Model-Free Variable Selection¶
Estimation of the top-\(k\) most valuable variables in a supervised learning problem for every possible \(k\), and the corresponding achievable performances.
- kxy.pre_learning.variable_selection.variable_selection(data_df, target_column, problem_type)¶
Runs the model-free variable selection analysis.
The first variable is the variable that explains the label the most, when used in isolation. The second variable is the variable that complements the first variable the most for predicting the label etc.
Running performances should be understood as the performance achievable when trying to predict the label using variables with selection order smaller or equal to that of the row.
When
problem_type=None
, the nature of the supervised learning problem (i.e. regression or classification) is inferred from whether or nottarget_column
is categorical.- Parameters
data_df (pandas.DataFrame) – The pandas DataFrame containing the data.
target_column (str) – The name of the column containing true labels.

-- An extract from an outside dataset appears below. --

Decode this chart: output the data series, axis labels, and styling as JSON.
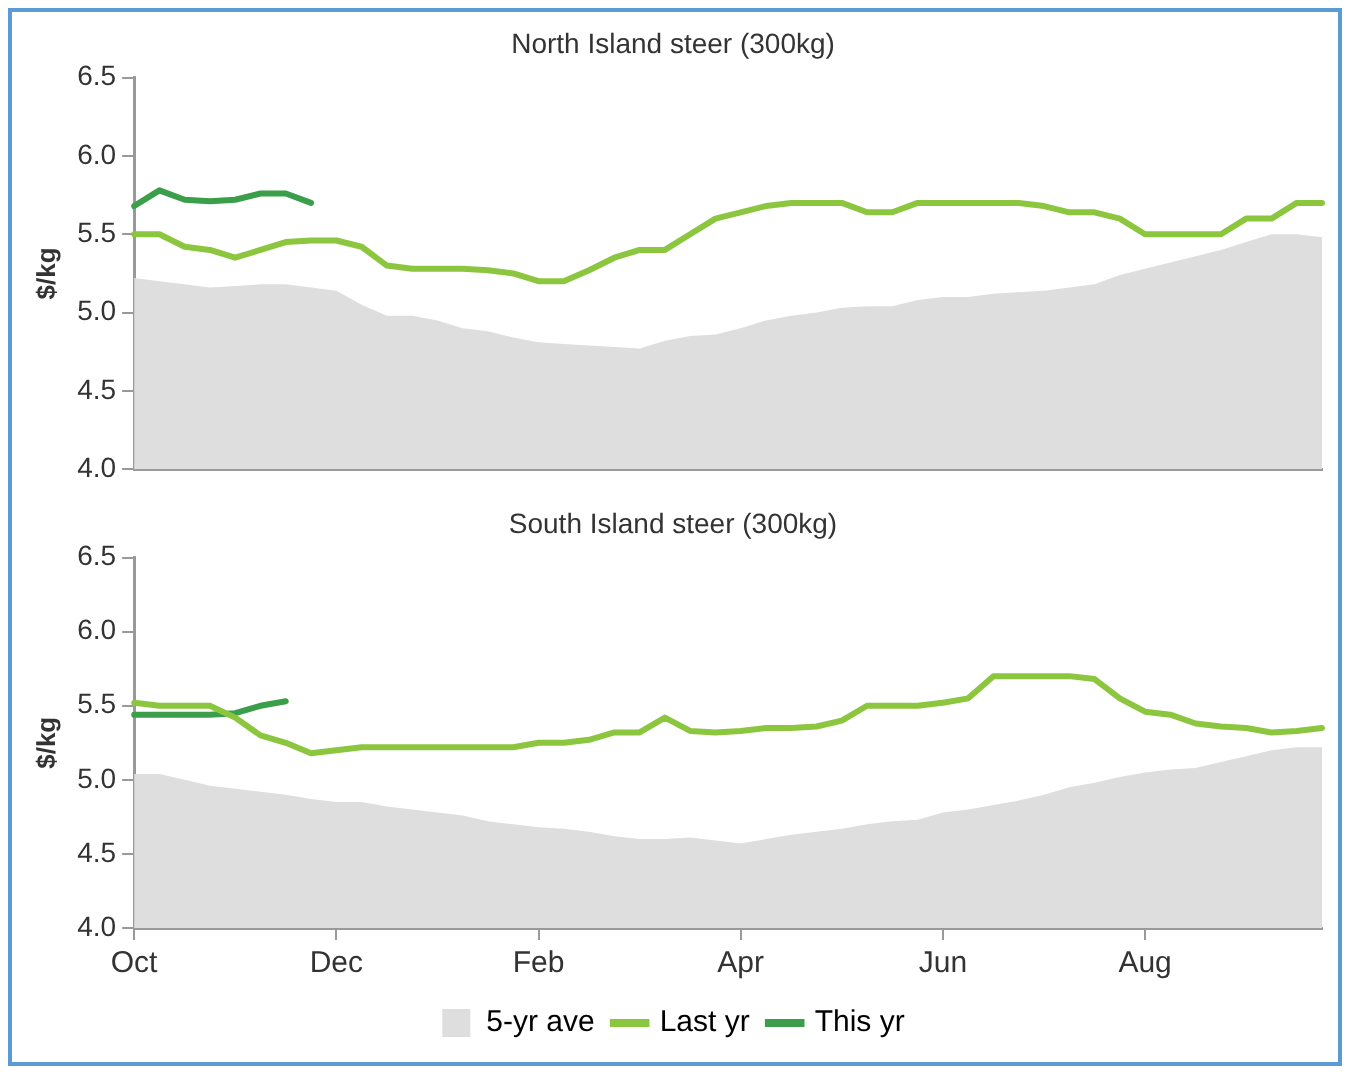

problem_type (None | 'classification' | 'regression') – The type of supervised learning problem. When None, it is inferred from the column type and the number of distinct values.
- Returns
result – The result is a pandas.Dataframe with columns (where applicable):
'Selection Order'
: The order in which the associated variable was selected, starting at 1 for the most important variable.'Variable'
: The column name corresponding to the input variable.'Running Achievable R-Squared'
: The highest \(R^2\) that can be achieved by a classification model using all variables selected so far, including this one.'Running Achievable Accuracy'
: The highest classification accuracy that can be achieved by a classification model using all variables selected so far, including this one.'Running Achievable RMSE'
: The highest classification accuracy that can be achieved by a classification model using all variables selected so far, including this one.
- Return type
pandas.DataFrame
Theoretical Foundation
Section 2 - Variable Selection Analysis.